Brandie Jefferson September 05, 2012 at 08:14 PM
It was in this article, dj: http://patch.com/A-xjY4
dj September 05, 2012 at 08:17 PM
Is there a reason this has not been reported previously?
dj September 05, 2012 at 08:20 PM
Sorry -- missed that previous report. Thank you.
Brandie Jefferson September 05, 2012 at 08:22 PM
No problem. There are a lot of details here. And many more to come, I'm sure.
mk September 05, 2012 at 08:23 PM
I don't know why you didn't know about that. Baltimore sun reported on it on August 22nd.
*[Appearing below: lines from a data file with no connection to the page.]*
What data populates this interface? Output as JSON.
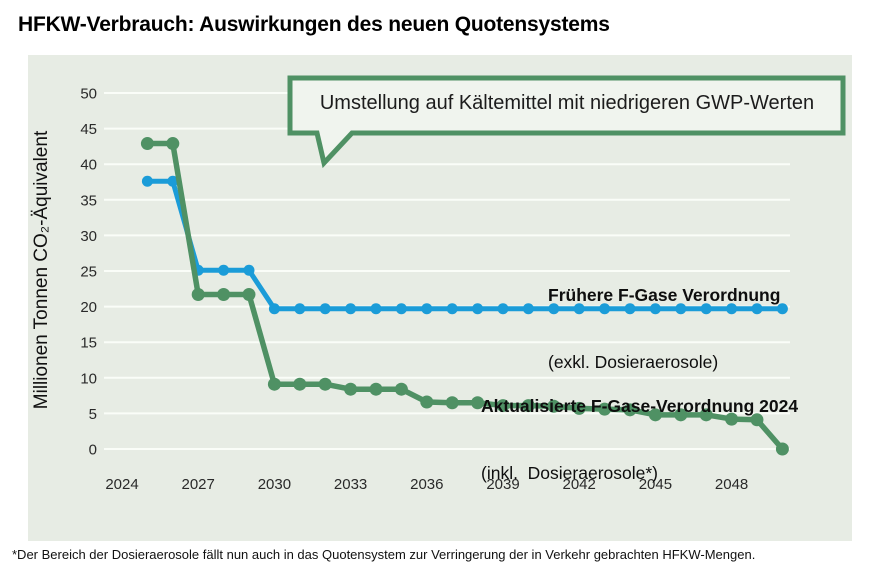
{
  "title": "HFKW-Verbrauch: Auswirkungen des neuen Quotensystems",
  "callout": {
    "text": "Umstellung auf Kältemittel mit niedrigeren GWP-Werten"
  },
  "y_axis": {
    "title": "Millionen Tonnen CO₂-Äquivalent"
  },
  "series_labels": {
    "former": {
      "line1": "Frühere F-Gase Verordnung",
      "line2": "(exkl. Dosieraerosole)"
    },
    "updated": {
      "line1": "Aktualisierte F-Gase-Verordnung 2024",
      "line2": "(inkl.  Dosieraerosole*)"
    }
  },
  "footnote": "*Der Bereich der Dosieraerosole fällt nun auch in das Quotensystem zur Verringerung der in Verkehr gebrachten HFKW-Mengen.",
  "colors": {
    "blue_series": "#1b9cd8",
    "green_series": "#4f9164",
    "panel_background": "#e7ece4",
    "callout_border": "#4f9164",
    "callout_fill": "#f0f4ee",
    "gridline": "#fafdf8"
  },
  "chart_data": {
    "type": "line",
    "title": "HFKW-Verbrauch: Auswirkungen des neuen Quotensystems",
    "xlabel": "",
    "ylabel": "Millionen Tonnen CO₂-Äquivalent",
    "ylim": [
      0,
      50
    ],
    "y_tick_step": 5,
    "grid": true,
    "legend_position": "inline-labels",
    "annotation": "Umstellung auf Kältemittel mit niedrigeren GWP-Werten",
    "x": [
      2025,
      2026,
      2027,
      2028,
      2029,
      2030,
      2031,
      2032,
      2033,
      2034,
      2035,
      2036,
      2037,
      2038,
      2039,
      2040,
      2041,
      2042,
      2043,
      2044,
      2045,
      2046,
      2047,
      2048,
      2049,
      2050
    ],
    "x_tick_labels": [
      2024,
      2027,
      2030,
      2033,
      2036,
      2039,
      2042,
      2045,
      2048
    ],
    "series": [
      {
        "name": "Frühere F-Gase Verordnung (exkl. Dosieraerosole)",
        "color": "#1b9cd8",
        "line_width": 5,
        "marker_radius": 5.5,
        "values": [
          37.6,
          37.6,
          25.1,
          25.1,
          25.1,
          19.7,
          19.7,
          19.7,
          19.7,
          19.7,
          19.7,
          19.7,
          19.7,
          19.7,
          19.7,
          19.7,
          19.7,
          19.7,
          19.7,
          19.7,
          19.7,
          19.7,
          19.7,
          19.7,
          19.7,
          19.7
        ]
      },
      {
        "name": "Aktualisierte F-Gase-Verordnung 2024 (inkl. Dosieraerosole*)",
        "color": "#4f9164",
        "line_width": 5.5,
        "marker_radius": 6.5,
        "values": [
          42.9,
          42.9,
          21.7,
          21.7,
          21.7,
          9.1,
          9.1,
          9.1,
          8.4,
          8.4,
          8.4,
          6.6,
          6.5,
          6.5,
          6.1,
          6.1,
          6.0,
          5.7,
          5.6,
          5.5,
          4.8,
          4.8,
          4.8,
          4.2,
          4.1,
          0
        ]
      }
    ]
  }
}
Several other news outlets covered the same fact at around the same timeframe. http://articles.baltimoresun.com/2012-08-22/news/bs-md-ntsb-probe-20120822_1_train-derailment-air-brake-ntsb
BP September 06, 2012 at 01:33 AM
The NTSB has no ideal on real speed since killer railroads are allowed to take the recorder away to be tampered with B-4 the NTSB gets there. When is the media going to start the real questions like why the victims weren't swept off the bridge ledge like being hit with a tidal wave ---how the victims were found when nobody knew about them --- How they apparently had to drown in a few inches of coal ---How CSX justfies the CEOs $27 million a year salary????? Or does the public have to read the NTSB garbage that has been smeared in their faces for decades?
Toby September 06, 2012 at 04:01 PM
You just know those parents are going to file a wrongful death lawsuit. If they haven't already.
CN September 07, 2012 at 02:17 PM
They were tresspassing on private property. I don't see how the parents can win that case.